Marketing Strategies For Your Online Music Studio
Let’s talk about strategy. How can you pull this off? If you’re going to have this social club, you’ve got to announce it and explain what it is. People aren’t going to sign up for it right away, but you’ve got to start building excitement, curiosity and begin educating people on what it is. Show them, as well, through videos. You’re going to have to aggressively go to your students and say, “Hey, can you attend? This Thursday we’re going to be doing musical jeopardy. We would love to have little Johnny on.” As long as you’re consistent in that message and present it in a way that’s attention-grabbing, they’ll eventually catch on to what you’re doing. You want to start featuring kids and doing these different activities and put them up on social media. Create PR using this content and make the parents excited about the opportunity. By targeting cold leads, I think you can pull these people back into your system.

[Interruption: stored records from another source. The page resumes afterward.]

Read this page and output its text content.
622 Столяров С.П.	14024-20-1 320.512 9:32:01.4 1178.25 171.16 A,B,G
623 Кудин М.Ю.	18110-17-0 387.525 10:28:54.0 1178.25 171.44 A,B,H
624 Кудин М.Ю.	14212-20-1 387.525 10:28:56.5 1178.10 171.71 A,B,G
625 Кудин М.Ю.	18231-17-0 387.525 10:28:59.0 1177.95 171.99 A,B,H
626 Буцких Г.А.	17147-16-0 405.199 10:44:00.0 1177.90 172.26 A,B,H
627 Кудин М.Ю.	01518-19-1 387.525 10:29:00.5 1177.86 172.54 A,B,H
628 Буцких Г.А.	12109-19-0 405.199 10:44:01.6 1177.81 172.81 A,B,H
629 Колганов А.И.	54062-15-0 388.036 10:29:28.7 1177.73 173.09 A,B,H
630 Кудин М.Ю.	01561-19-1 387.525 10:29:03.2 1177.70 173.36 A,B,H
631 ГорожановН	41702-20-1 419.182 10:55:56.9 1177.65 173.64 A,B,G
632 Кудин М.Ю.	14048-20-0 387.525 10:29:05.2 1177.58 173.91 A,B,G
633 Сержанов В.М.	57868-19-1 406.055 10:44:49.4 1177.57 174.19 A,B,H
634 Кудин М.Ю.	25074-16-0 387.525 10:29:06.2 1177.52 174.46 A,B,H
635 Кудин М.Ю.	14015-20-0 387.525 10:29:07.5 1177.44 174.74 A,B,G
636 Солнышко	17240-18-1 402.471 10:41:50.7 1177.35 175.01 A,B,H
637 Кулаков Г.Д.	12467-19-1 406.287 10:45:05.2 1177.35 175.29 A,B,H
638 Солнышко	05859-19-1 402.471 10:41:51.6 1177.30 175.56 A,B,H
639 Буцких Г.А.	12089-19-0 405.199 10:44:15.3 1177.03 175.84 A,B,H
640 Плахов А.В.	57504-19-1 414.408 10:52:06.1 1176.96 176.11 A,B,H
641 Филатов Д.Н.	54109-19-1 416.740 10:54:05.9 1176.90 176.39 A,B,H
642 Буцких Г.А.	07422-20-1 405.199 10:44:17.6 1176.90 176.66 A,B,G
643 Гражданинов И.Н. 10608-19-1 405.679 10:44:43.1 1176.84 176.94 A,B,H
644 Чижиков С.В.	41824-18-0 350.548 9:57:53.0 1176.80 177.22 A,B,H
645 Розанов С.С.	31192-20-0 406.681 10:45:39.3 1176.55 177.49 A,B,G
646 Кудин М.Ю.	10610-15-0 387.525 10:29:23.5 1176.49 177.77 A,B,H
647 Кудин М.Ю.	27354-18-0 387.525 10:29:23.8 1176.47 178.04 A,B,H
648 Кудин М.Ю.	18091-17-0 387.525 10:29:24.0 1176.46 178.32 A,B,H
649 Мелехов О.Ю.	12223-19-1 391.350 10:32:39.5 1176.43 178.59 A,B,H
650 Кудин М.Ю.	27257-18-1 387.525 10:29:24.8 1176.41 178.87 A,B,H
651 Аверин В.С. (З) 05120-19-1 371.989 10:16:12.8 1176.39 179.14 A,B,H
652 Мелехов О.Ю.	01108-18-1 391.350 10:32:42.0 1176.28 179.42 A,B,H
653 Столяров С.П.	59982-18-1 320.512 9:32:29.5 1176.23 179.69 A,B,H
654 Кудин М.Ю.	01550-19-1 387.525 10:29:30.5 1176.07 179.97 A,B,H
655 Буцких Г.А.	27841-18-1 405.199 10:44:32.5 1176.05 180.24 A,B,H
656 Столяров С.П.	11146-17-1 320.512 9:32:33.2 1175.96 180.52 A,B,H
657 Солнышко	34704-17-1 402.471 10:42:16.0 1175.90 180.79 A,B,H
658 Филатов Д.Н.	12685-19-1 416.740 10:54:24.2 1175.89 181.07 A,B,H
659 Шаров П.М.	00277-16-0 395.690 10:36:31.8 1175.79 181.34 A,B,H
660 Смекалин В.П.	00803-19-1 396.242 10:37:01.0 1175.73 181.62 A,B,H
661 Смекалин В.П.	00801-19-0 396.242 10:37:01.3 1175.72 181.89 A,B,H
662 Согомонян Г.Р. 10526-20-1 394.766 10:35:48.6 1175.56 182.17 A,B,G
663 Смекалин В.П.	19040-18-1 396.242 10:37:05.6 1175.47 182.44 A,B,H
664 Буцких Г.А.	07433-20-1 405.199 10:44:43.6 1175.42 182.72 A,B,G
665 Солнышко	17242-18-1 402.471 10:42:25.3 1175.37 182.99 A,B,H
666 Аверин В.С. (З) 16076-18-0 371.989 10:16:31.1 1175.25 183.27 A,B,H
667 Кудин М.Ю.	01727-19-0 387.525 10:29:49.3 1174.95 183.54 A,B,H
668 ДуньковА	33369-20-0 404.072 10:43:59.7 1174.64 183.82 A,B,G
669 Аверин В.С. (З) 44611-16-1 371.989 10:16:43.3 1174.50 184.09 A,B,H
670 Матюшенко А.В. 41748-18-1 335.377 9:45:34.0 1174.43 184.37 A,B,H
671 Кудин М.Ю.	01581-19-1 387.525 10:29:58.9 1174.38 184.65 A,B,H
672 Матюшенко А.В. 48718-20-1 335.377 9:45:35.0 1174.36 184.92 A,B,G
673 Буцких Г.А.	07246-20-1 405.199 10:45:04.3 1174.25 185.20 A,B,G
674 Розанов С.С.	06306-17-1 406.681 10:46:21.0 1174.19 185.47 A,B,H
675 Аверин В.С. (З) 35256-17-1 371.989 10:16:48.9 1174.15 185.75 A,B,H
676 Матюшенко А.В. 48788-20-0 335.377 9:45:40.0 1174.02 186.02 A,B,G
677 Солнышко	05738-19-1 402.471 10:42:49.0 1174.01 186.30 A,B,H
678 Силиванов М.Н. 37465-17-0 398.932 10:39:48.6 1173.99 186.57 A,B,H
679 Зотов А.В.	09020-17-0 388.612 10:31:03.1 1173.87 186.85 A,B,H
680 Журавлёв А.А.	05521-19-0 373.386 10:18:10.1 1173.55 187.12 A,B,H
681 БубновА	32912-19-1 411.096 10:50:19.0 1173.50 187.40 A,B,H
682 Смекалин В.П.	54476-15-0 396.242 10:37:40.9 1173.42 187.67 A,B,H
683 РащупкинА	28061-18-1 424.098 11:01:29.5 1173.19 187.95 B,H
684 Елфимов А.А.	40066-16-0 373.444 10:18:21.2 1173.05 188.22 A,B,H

The key to doing it as conversational marketing is to create an email that doesn’t have graphics in it. Tell your people that when you send out emails with a lot of graphics, people see sales. Instead, put your logo at the top, just a little graphic, but the rest feels like a natural email. Write it the way folks talk. Those emails are more likely to get open and read. Phrase it as “we have a class on Thursday. Do you think he could attend? No charge for the class the first time your kid tries out the social club.” If you send out an email blast through MailChimp and put a little link in there, then you can click, track who opened it and who clicked it. Then, get on the phone and follow up with those parents.
Staying Competitive
While all of this is going on, you need to keep an eye on what your competition is doing. More than likely, your competition is scrambling and just trying to get their business and lessons online. What if you can move into the market before them and do something different, something more than the private lessons? A private social club just for kids is different enough to capture the attention of the parents in your market. Potentially you might come away from this with a whole new aspect to your business.
It’s All About the Kids
One of the things about playing music in an ensemble is that kids learn about teamwork and leadership. They learn how to problem solve and how to troubleshoot. Plus, they find their voice in the group. We can still do that. We just can’t do that necessarily with the music the way we used to do it. We can’t all just fire up a groove and start playing. What can we do to work on those other skills? Do it as a group, work on those personality traits and the character traits that parents want their children to develop.